Here is the vintage gown, circa 1960………
It was beautiful, silk, with tiny covered buttons in back and on the sleeves and lace down the front of the bodice and skirt with a built in train. Andrea's Mother must have been a petite lady judging by the gown, very small sleeves and a 22" waist.
The first step was to remove the skirt from the bodice so I could get an idea of how much useable fabric we could harvest. The gown was not cleaned before storing, so I will need to clean the fabric before attempting construction, but it may in the long run have been better not to have dry cleaning fluid in those delicate fibers all these years. Contrary to popular understanding dry cleaning is extremely harsh and much too severe for many fabrics especially vintage and antique items. I took a small piece and laundered it gently in a Biz solution, that's the product my professional quilt appraiser Karen Housner recommends. Karen is a quilt historian, lecturer and teacher and collector of vintage and antique quilts so I trust her advice implicitly.
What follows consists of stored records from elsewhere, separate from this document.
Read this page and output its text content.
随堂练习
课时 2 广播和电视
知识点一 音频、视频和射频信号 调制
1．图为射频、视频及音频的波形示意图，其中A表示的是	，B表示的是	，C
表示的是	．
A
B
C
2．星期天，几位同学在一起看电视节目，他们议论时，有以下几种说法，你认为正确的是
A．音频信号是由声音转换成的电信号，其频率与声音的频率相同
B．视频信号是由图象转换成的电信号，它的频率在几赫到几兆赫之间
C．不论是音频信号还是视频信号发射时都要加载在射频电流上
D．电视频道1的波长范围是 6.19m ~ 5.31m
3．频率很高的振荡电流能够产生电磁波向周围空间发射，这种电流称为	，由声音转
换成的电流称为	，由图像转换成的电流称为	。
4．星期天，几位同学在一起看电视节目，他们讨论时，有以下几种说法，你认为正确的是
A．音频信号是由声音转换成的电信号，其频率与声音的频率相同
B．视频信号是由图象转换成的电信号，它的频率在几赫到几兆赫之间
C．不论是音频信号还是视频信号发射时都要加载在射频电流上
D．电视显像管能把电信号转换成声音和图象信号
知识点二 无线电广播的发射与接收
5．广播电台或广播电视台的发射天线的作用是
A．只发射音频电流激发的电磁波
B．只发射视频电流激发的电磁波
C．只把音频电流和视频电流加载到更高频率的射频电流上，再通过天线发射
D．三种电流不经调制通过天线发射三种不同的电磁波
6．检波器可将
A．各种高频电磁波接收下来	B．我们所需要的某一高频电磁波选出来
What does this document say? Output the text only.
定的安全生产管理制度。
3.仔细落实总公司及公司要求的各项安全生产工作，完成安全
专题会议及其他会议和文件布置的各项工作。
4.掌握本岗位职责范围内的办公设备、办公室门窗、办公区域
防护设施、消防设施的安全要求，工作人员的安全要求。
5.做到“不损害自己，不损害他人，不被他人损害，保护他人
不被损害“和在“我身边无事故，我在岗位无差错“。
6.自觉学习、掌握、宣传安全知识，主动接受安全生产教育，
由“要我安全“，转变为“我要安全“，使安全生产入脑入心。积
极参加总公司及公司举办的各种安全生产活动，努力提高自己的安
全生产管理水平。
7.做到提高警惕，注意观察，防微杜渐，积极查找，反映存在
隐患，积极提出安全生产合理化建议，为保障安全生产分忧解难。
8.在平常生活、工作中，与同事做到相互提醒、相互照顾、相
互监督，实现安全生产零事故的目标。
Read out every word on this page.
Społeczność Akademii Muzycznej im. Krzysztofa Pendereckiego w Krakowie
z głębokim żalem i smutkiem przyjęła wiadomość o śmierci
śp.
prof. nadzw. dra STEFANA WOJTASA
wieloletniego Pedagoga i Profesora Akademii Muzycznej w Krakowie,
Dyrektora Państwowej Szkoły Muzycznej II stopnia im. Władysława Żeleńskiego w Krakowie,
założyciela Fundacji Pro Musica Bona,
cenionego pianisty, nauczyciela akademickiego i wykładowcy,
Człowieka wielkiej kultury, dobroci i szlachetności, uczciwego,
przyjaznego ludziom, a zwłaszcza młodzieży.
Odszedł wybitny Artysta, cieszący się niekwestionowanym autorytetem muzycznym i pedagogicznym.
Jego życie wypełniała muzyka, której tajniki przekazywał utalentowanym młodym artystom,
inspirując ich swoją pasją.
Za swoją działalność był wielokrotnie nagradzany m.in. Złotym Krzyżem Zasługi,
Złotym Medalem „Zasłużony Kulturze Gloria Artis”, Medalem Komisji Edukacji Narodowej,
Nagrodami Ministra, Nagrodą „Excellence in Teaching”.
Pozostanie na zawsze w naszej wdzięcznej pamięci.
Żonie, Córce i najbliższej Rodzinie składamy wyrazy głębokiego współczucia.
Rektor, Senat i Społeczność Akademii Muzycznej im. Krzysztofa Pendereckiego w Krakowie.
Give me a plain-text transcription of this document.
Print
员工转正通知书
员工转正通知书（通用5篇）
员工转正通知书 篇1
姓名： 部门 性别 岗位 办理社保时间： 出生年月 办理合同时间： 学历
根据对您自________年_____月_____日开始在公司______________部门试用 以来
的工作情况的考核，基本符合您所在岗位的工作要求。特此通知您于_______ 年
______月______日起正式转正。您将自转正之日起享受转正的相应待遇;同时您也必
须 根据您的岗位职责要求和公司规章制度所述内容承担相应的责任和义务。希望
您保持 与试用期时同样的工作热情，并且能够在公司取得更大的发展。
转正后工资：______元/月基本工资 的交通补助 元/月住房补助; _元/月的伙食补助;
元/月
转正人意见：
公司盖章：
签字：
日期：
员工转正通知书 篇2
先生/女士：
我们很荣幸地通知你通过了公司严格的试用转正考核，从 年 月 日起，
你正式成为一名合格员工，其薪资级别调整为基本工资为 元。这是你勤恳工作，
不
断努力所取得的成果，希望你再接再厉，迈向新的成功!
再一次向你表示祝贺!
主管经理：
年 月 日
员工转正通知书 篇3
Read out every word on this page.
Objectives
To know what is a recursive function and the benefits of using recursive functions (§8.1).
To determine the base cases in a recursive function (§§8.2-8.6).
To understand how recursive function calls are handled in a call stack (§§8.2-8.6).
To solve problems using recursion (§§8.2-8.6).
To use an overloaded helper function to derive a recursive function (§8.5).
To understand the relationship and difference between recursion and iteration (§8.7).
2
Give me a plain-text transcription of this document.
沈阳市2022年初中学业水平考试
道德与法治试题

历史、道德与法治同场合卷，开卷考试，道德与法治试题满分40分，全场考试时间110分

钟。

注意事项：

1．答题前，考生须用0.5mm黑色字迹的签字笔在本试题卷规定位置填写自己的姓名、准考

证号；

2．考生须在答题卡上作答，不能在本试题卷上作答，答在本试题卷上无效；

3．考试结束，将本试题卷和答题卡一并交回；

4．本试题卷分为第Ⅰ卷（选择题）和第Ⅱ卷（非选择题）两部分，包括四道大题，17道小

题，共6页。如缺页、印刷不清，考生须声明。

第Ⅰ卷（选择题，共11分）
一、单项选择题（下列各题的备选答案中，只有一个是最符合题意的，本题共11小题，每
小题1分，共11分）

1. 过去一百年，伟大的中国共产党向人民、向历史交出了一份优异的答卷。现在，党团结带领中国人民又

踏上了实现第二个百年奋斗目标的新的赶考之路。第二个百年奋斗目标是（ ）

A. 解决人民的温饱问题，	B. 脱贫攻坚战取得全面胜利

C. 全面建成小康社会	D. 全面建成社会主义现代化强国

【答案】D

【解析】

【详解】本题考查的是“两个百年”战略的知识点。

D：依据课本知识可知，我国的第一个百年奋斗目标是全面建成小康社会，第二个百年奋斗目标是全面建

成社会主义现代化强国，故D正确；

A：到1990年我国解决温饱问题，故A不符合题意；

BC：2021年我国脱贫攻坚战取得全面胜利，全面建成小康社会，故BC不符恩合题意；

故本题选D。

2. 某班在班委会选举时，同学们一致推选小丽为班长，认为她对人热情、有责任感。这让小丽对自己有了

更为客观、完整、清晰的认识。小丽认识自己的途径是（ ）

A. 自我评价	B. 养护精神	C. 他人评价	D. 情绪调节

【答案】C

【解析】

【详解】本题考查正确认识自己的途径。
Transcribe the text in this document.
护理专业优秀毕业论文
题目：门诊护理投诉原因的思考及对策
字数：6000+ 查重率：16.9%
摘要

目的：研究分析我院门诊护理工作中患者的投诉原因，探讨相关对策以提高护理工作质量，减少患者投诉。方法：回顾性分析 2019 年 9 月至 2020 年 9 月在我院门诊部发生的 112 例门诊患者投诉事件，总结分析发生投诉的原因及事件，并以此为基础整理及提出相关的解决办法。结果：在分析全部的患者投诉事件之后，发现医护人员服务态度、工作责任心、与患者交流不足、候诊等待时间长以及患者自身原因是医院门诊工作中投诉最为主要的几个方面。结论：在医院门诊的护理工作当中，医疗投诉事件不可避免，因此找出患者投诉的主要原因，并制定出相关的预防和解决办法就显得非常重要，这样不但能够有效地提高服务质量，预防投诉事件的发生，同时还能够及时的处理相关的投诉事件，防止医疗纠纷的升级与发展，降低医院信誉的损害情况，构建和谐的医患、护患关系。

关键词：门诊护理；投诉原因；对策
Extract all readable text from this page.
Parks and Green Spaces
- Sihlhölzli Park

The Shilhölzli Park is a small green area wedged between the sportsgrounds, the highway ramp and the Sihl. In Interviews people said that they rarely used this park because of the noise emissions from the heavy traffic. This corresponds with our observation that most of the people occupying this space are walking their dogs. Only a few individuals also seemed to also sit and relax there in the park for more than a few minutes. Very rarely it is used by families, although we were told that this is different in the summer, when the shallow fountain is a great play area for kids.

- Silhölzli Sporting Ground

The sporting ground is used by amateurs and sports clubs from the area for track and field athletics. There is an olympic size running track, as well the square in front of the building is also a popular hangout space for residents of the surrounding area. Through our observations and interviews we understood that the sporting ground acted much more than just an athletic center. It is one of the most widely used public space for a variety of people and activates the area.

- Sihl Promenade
This is the piece after laundering and pressing, it came out very well so I will need to treat the remainder of the gown fabric the same way. After deliberating over whether to launder before or after cutting the blocks I think it may be easier to handle and press smaller pieces if I cut it up first.
then pressed them on medium heat using a pressing cloth.…...
and the result is very satisfactory. These are to be appliqued to the squares cut from the gown and then joined all together to make a full size quilt that will fit a futon.
The amount of yardage available is limited so some of the squares will have a seam through them, but the hankies will mostly disguise that and the quilting will also distract from any seams.